Does Middle School Really Prepare You for High School?
Coming to High School can be one of the scariest and most stressful events of a students life, especially when you’re not prepared. As a freshman who has recently dealt with this situation, I can tell you that middle school did not prepare me at all for freshman year.
The amount of work that high school loads on its students can often be too much to handle. Comparing the workload from middle school to high school, there is a huge difference. In middle school, homework was optional and didn’t affect your grade in many classes. In high school, one missing homework assignment can negatively affect your grade. For example, in history class the homework counts for ten points. We do not take many quizzes and tests so homework counts as a big part of our grade. Just by not completing your homework in that class your grade can go down from an A to a B-.
Not only the did they not prepare us for the workload, but they didn’t teach us about what classes we should take. Because middle school was so easy for me, I thought I could take the hardest classes and it would be a breeze. In reality, I am spending four hours a day on homework and constantly stressing about quizzes I need to study for.

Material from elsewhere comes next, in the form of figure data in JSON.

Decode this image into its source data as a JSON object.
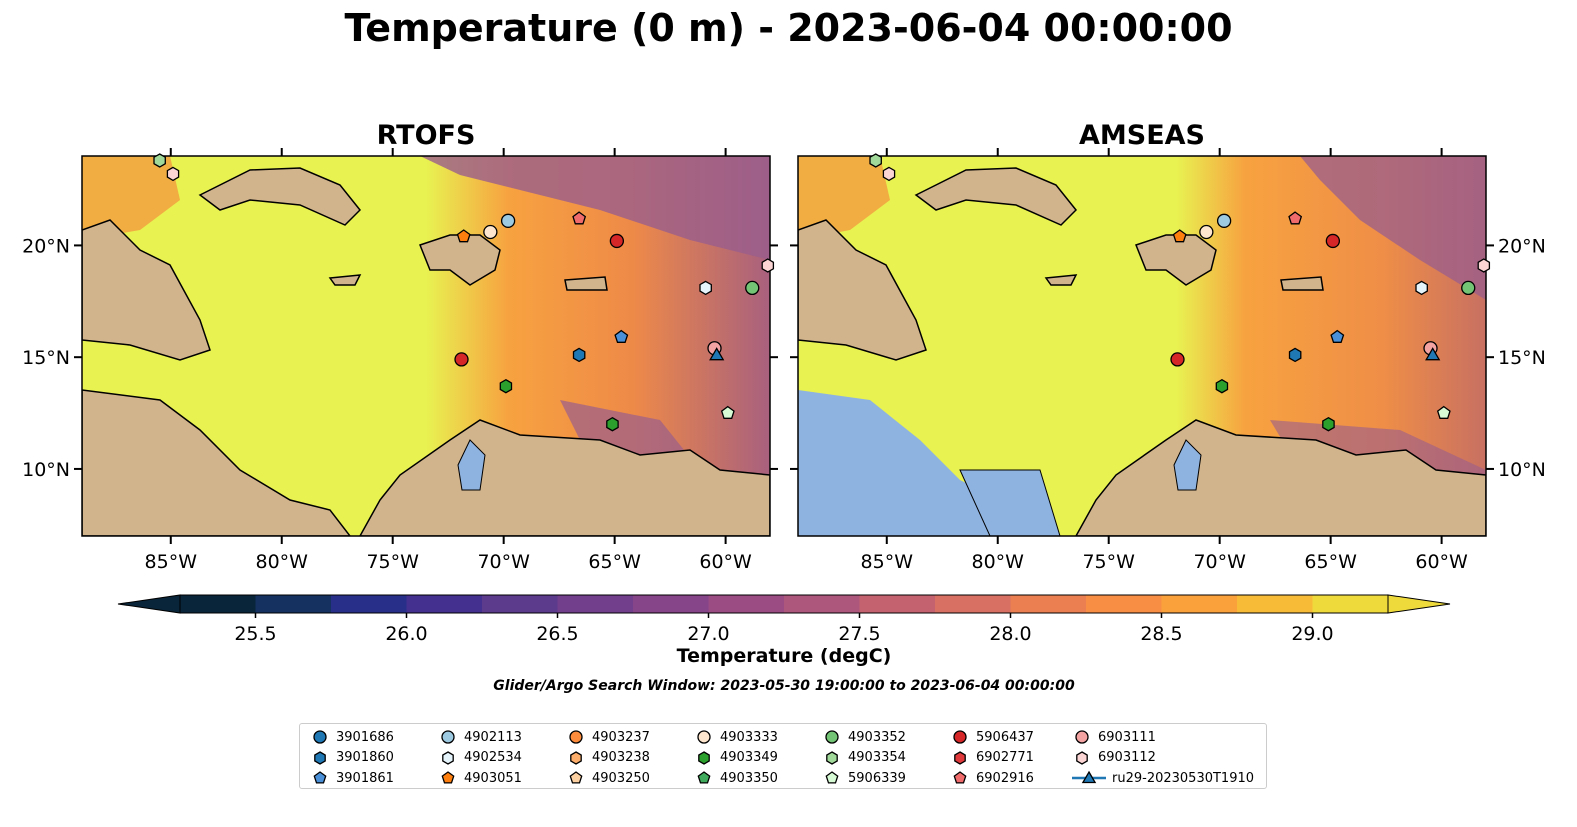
{
  "title": "Temperature (0 m) - 2023-06-04 00:00:00",
  "panels": [
    {
      "title": "RTOFS",
      "colormap": "rtofs"
    },
    {
      "title": "AMSEAS",
      "colormap": "amseas"
    }
  ],
  "map": {
    "lon_range": [
      -89.0,
      -58.0
    ],
    "lat_range": [
      7.0,
      24.0
    ],
    "lon_ticks": [
      {
        "value": -85,
        "label": "85°W"
      },
      {
        "value": -80,
        "label": "80°W"
      },
      {
        "value": -75,
        "label": "75°W"
      },
      {
        "value": -70,
        "label": "70°W"
      },
      {
        "value": -65,
        "label": "65°W"
      },
      {
        "value": -60,
        "label": "60°W"
      }
    ],
    "lat_ticks": [
      {
        "value": 20,
        "label": "20°N"
      },
      {
        "value": 15,
        "label": "15°N"
      },
      {
        "value": 10,
        "label": "10°N"
      }
    ],
    "colors": {
      "land": "#d2b48c",
      "water": "#8fb3e0",
      "warm": "#e8f251",
      "mid": "#f29a3f",
      "cool": "#9a5e8c"
    }
  },
  "colorbar": {
    "label": "Temperature (degC)",
    "ticks": [
      "25.5",
      "26.0",
      "26.5",
      "27.0",
      "27.5",
      "28.0",
      "28.5",
      "29.0"
    ],
    "tick_values": [
      25.5,
      26.0,
      26.5,
      27.0,
      27.5,
      28.0,
      28.5,
      29.0
    ],
    "range": [
      25.25,
      29.25
    ],
    "colors": [
      "#08253a",
      "#143160",
      "#272f88",
      "#44318f",
      "#5c3a8c",
      "#723f8c",
      "#864589",
      "#9a4c83",
      "#ae577d",
      "#c4636f",
      "#d87163",
      "#ec7f51",
      "#f88e44",
      "#fba13b",
      "#f8bb38",
      "#efda3c"
    ]
  },
  "search_window": "Glider/Argo Search Window: 2023-05-30 19:00:00 to 2023-06-04 00:00:00",
  "legend": [
    {
      "label": "3901686",
      "marker": "circle",
      "color": "#1f77b4"
    },
    {
      "label": "3901860",
      "marker": "hexagon",
      "color": "#1f77b4"
    },
    {
      "label": "3901861",
      "marker": "pentagon",
      "color": "#4a90d9"
    },
    {
      "label": "4902113",
      "marker": "circle",
      "color": "#9ecae1"
    },
    {
      "label": "4902534",
      "marker": "hexagon",
      "color": "#e5f3fb"
    },
    {
      "label": "4903051",
      "marker": "pentagon",
      "color": "#ff7f0e"
    },
    {
      "label": "4903237",
      "marker": "circle",
      "color": "#fd8d3c"
    },
    {
      "label": "4903238",
      "marker": "hexagon",
      "color": "#fdae6b"
    },
    {
      "label": "4903250",
      "marker": "pentagon",
      "color": "#fdd0a2"
    },
    {
      "label": "4903333",
      "marker": "circle",
      "color": "#fee6ce"
    },
    {
      "label": "4903349",
      "marker": "hexagon",
      "color": "#2ca02c"
    },
    {
      "label": "4903350",
      "marker": "pentagon",
      "color": "#41ab5d"
    },
    {
      "label": "4903352",
      "marker": "circle",
      "color": "#74c476"
    },
    {
      "label": "4903354",
      "marker": "hexagon",
      "color": "#a1d99b"
    },
    {
      "label": "5906339",
      "marker": "pentagon",
      "color": "#d7fbd4"
    },
    {
      "label": "5906437",
      "marker": "circle",
      "color": "#d62728"
    },
    {
      "label": "6902771",
      "marker": "hexagon",
      "color": "#e0393b"
    },
    {
      "label": "6902916",
      "marker": "pentagon",
      "color": "#ef6b6c"
    },
    {
      "label": "6903111",
      "marker": "circle",
      "color": "#f4a3a3"
    },
    {
      "label": "6903112",
      "marker": "hexagon",
      "color": "#fbd4d4"
    },
    {
      "label": "ru29-20230530T1910",
      "marker": "triangle",
      "color": "#1f77b4"
    }
  ],
  "markers": [
    {
      "label": "4903354",
      "lon": -85.5,
      "lat": 23.8
    },
    {
      "label": "6903112",
      "lon": -84.9,
      "lat": 23.2
    },
    {
      "label": "6902916",
      "lon": -66.6,
      "lat": 21.2
    },
    {
      "label": "4902113",
      "lon": -69.8,
      "lat": 21.1
    },
    {
      "label": "4903333",
      "lon": -70.6,
      "lat": 20.6
    },
    {
      "label": "4903051",
      "lon": -71.8,
      "lat": 20.4
    },
    {
      "label": "5906437",
      "lon": -64.9,
      "lat": 20.2
    },
    {
      "label": "6903112",
      "lon": -58.1,
      "lat": 19.1
    },
    {
      "label": "4903352",
      "lon": -58.8,
      "lat": 18.1
    },
    {
      "label": "4902534",
      "lon": -60.9,
      "lat": 18.1
    },
    {
      "label": "3901861",
      "lon": -64.7,
      "lat": 15.9
    },
    {
      "label": "6903111",
      "lon": -60.5,
      "lat": 15.4
    },
    {
      "label": "ru29-20230530T1910",
      "lon": -60.4,
      "lat": 15.1
    },
    {
      "label": "3901860",
      "lon": -66.6,
      "lat": 15.1
    },
    {
      "label": "5906437",
      "lon": -71.9,
      "lat": 14.9
    },
    {
      "label": "4903349",
      "lon": -69.9,
      "lat": 13.7
    },
    {
      "label": "5906339",
      "lon": -59.9,
      "lat": 12.5
    },
    {
      "label": "4903349",
      "lon": -65.1,
      "lat": 12.0
    }
  ]
}
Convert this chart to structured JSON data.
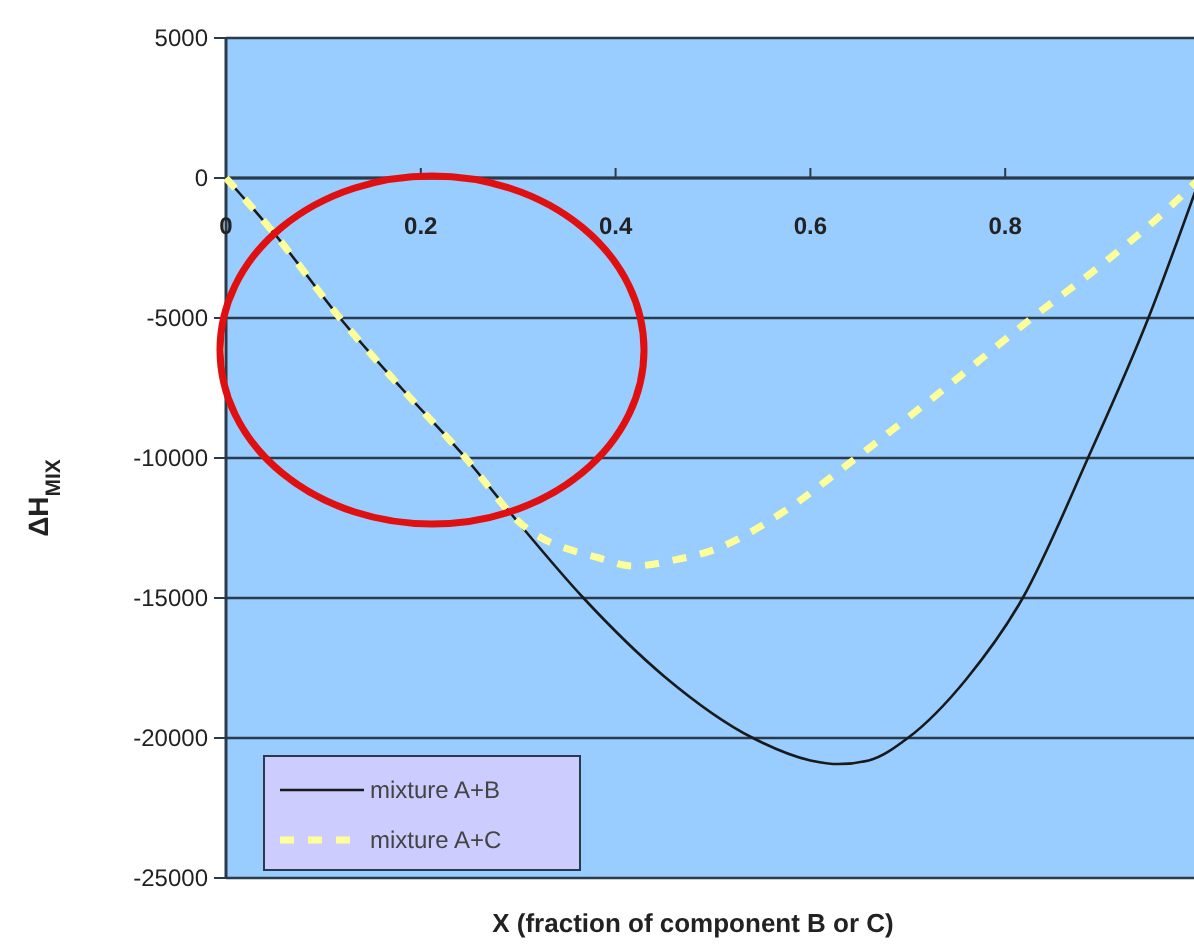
{
  "chart_data": {
    "type": "line",
    "xlabel": "X  (fraction of component B or C)",
    "ylabel": "ΔH$_{MIX}$",
    "xlim": [
      0,
      1
    ],
    "ylim": [
      -25000,
      5000
    ],
    "xticks": [
      0,
      0.2,
      0.4,
      0.6,
      0.8
    ],
    "yticks": [
      5000,
      0,
      -5000,
      -10000,
      -15000,
      -20000,
      -25000
    ],
    "grid": "y",
    "legend": "bottom left",
    "marker": "none",
    "series": [
      {
        "name": "mixture A+B",
        "color": "#1a1a1a",
        "line_style": "solid",
        "x": [
          0,
          0.05,
          0.117,
          0.18,
          0.246,
          0.3,
          0.367,
          0.45,
          0.541,
          0.6,
          0.629,
          0.66,
          0.7,
          0.76,
          0.818,
          0.885,
          0.947,
          1
        ],
        "values": [
          0,
          -2000,
          -5000,
          -7500,
          -10000,
          -12300,
          -15000,
          -17800,
          -20000,
          -20800,
          -20930,
          -20800,
          -20000,
          -17900,
          -15000,
          -10000,
          -5000,
          0
        ]
      },
      {
        "name": "mixture A+C",
        "color": "#ffff99",
        "line_style": "dashed",
        "x": [
          0,
          0.05,
          0.117,
          0.18,
          0.246,
          0.301,
          0.383,
          0.418,
          0.461,
          0.5,
          0.572,
          0.639,
          0.736,
          0.83,
          0.9,
          0.961,
          1
        ],
        "values": [
          0,
          -2000,
          -5000,
          -7500,
          -10000,
          -12290,
          -13570,
          -13860,
          -13640,
          -13290,
          -11930,
          -10210,
          -7570,
          -4930,
          -3070,
          -1290,
          0
        ]
      }
    ]
  }
}
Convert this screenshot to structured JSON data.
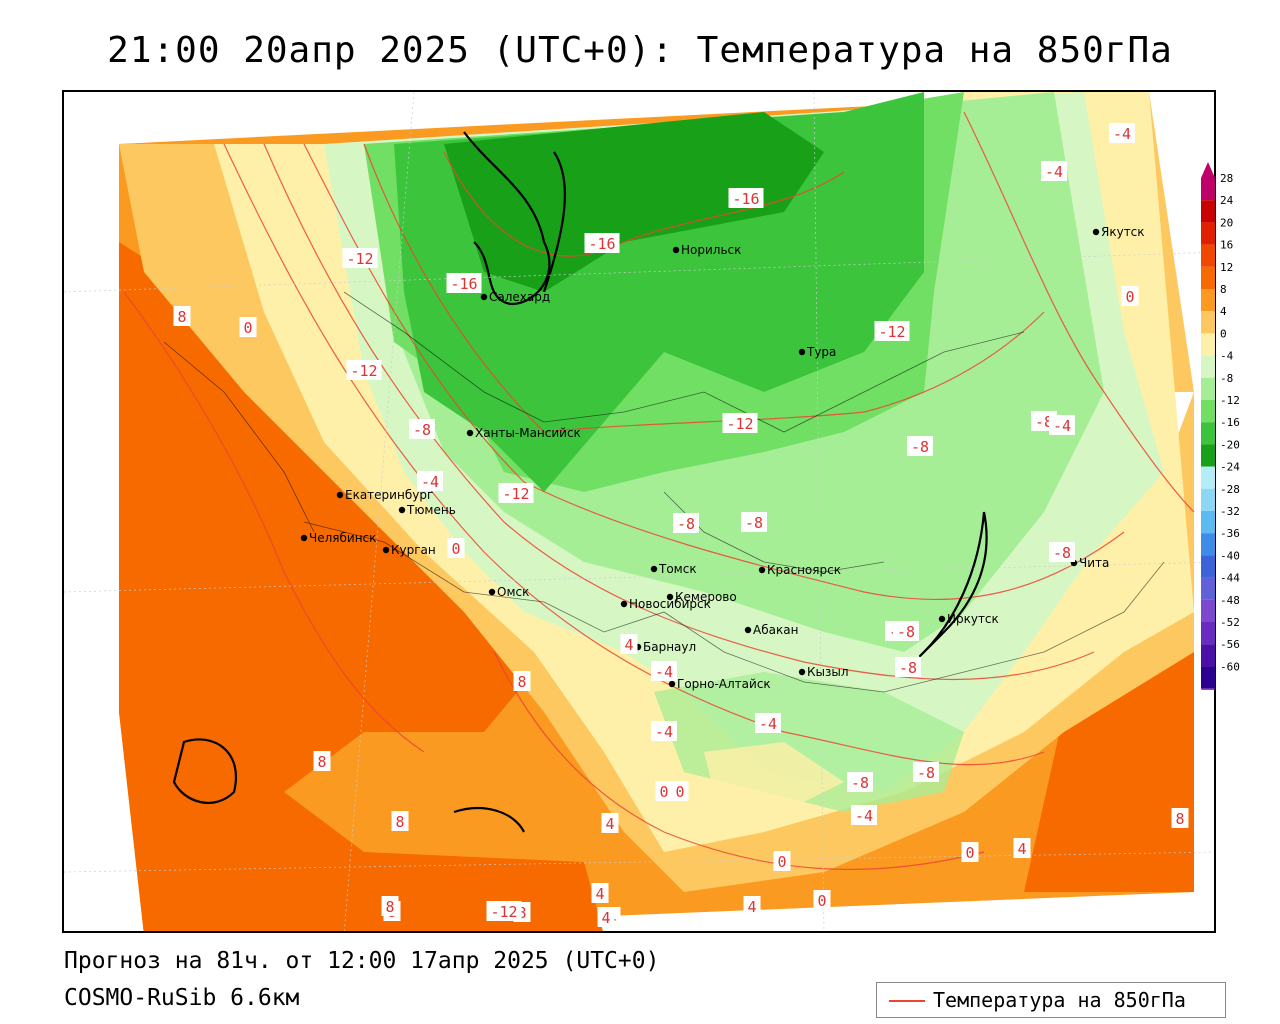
{
  "header": {
    "title": "21:00 20апр 2025 (UTC+0): Температура на 850гПа"
  },
  "footer": {
    "forecast": "Прогноз на 81ч. от 12:00 17апр 2025 (UTC+0)",
    "model": "COSMO-RuSib 6.6км"
  },
  "legend": {
    "label": "Температура на 850гПа",
    "line_color": "#ee4433"
  },
  "color_scale": {
    "ticks": [
      "28",
      "24",
      "20",
      "16",
      "12",
      "8",
      "4",
      "0",
      "-4",
      "-8",
      "-12",
      "-16",
      "-20",
      "-24",
      "-28",
      "-32",
      "-36",
      "-40",
      "-44",
      "-48",
      "-52",
      "-56",
      "-60"
    ],
    "colors": [
      "#c0006a",
      "#c80000",
      "#e02000",
      "#f04800",
      "#f66a00",
      "#fb9a20",
      "#fdc860",
      "#fef0a8",
      "#d6f7c4",
      "#a6ee96",
      "#70df64",
      "#3cc43c",
      "#18a018",
      "#b4ecf8",
      "#8cd8f4",
      "#5cbaf0",
      "#3c8ce8",
      "#3c64d8",
      "#6060d8",
      "#7c48d0",
      "#6a2cc0",
      "#4a10a8",
      "#2c0090"
    ]
  },
  "cities": [
    {
      "name": "Салехард"
    },
    {
      "name": "Норильск"
    },
    {
      "name": "Якутск"
    },
    {
      "name": "Тура"
    },
    {
      "name": "Ханты-Мансийск"
    },
    {
      "name": "Екатеринбург"
    },
    {
      "name": "Тюмень"
    },
    {
      "name": "Челябинск"
    },
    {
      "name": "Курган"
    },
    {
      "name": "Омск"
    },
    {
      "name": "Томск"
    },
    {
      "name": "Красноярск"
    },
    {
      "name": "Новосибирск"
    },
    {
      "name": "Кемерово"
    },
    {
      "name": "Барнаул"
    },
    {
      "name": "Абакан"
    },
    {
      "name": "Иркутск"
    },
    {
      "name": "Чита"
    },
    {
      "name": "Кызыл"
    },
    {
      "name": "Горно-Алтайск"
    }
  ],
  "isotherm_labels": [
    "-4",
    "-4",
    "0",
    "-16",
    "-16",
    "-16",
    "-12",
    "-12",
    "-12",
    "-12",
    "-12",
    "8",
    "0",
    "-8",
    "-8",
    "-8",
    "-8",
    "-4",
    "0",
    "-8",
    "-8",
    "-4",
    "-8",
    "-8",
    "-8",
    "4",
    "4",
    "8",
    "8",
    "8",
    "8",
    "-4",
    "-4",
    "-4",
    "0",
    "0",
    "-8",
    "-4",
    "-8",
    "8",
    "4",
    "0",
    "4",
    "0",
    "8",
    "8",
    "4",
    "4",
    "0",
    "4",
    "-12"
  ]
}
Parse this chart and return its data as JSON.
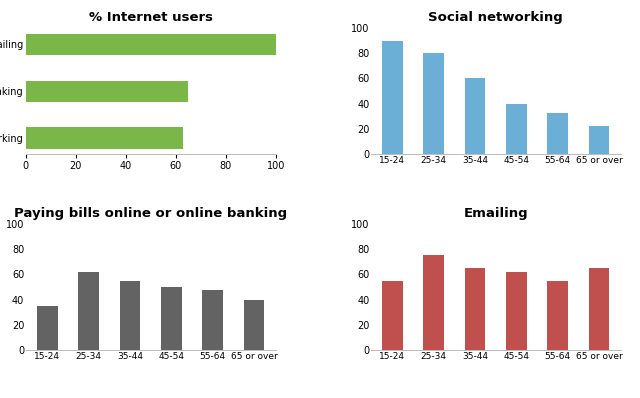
{
  "bar_chart": {
    "title": "% Internet users",
    "categories": [
      "Social networking",
      "Paying bills online or online banking",
      "Emailing"
    ],
    "values": [
      63,
      65,
      100
    ],
    "color": "#7ab648",
    "xlim": [
      0,
      100
    ],
    "xticks": [
      0,
      20,
      40,
      60,
      80,
      100
    ]
  },
  "social_networking": {
    "title": "Social networking",
    "categories": [
      "15-24",
      "25-34",
      "35-44",
      "45-54",
      "55-64",
      "65 or over"
    ],
    "values": [
      90,
      80,
      60,
      40,
      33,
      22
    ],
    "color": "#6baed6",
    "ylim": [
      0,
      100
    ],
    "yticks": [
      0,
      20,
      40,
      60,
      80,
      100
    ]
  },
  "paying_bills": {
    "title": "Paying bills online or online banking",
    "categories": [
      "15-24",
      "25-34",
      "35-44",
      "45-54",
      "55-64",
      "65 or over"
    ],
    "values": [
      35,
      62,
      55,
      50,
      48,
      40
    ],
    "color": "#636363",
    "ylim": [
      0,
      100
    ],
    "yticks": [
      0,
      20,
      40,
      60,
      80,
      100
    ]
  },
  "emailing": {
    "title": "Emailing",
    "categories": [
      "15-24",
      "25-34",
      "35-44",
      "45-54",
      "55-64",
      "65 or over"
    ],
    "values": [
      55,
      75,
      65,
      62,
      55,
      65
    ],
    "color": "#c0504d",
    "ylim": [
      0,
      100
    ],
    "yticks": [
      0,
      20,
      40,
      60,
      80,
      100
    ]
  },
  "background_color": "#ffffff",
  "title_fontsize": 9.5,
  "tick_fontsize": 7
}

Wyatt Hayes, another freshman who has recently experienced this transition, said “Middle school is a whole different environment than high school. You have more work, more homework, and more extra-curricular activities that you want to take part of, and middle school didn’t prepare you for any of that.”
Middle school did not prepare me, and many other freshman for high school. It was a rough transition and the workload was vastly heavier than any class in middle school. Seneca Ridge should help prepare middle school students by educating them on the reality of the amount of work in high school.
Becca • May 24, 2018 at 10:46 pm
I really relate to this article! SRMS did not prepare me for Dominion at all. Thanks for shedding light on this problem.
kjjkjk; • May 9, 2018 at 6:22 pm
As another freshman at DHS in the class of 2021, I completely agree with you. Rather than preparing students for high school and their future careers, teachers at SRMS simply teach their students how to pass an exam. Teachers at SRMS need to be trained to better prepare their students for the future, rather than the present. Benjamin Franklin once said, “By failing to prepare, you are preparing to fail.” And that is just what teachers at SRMS are doing. To the future students of DHS, I have one more quote for you said by Chris Bradford, “Hope for the best, prepare for the worst.”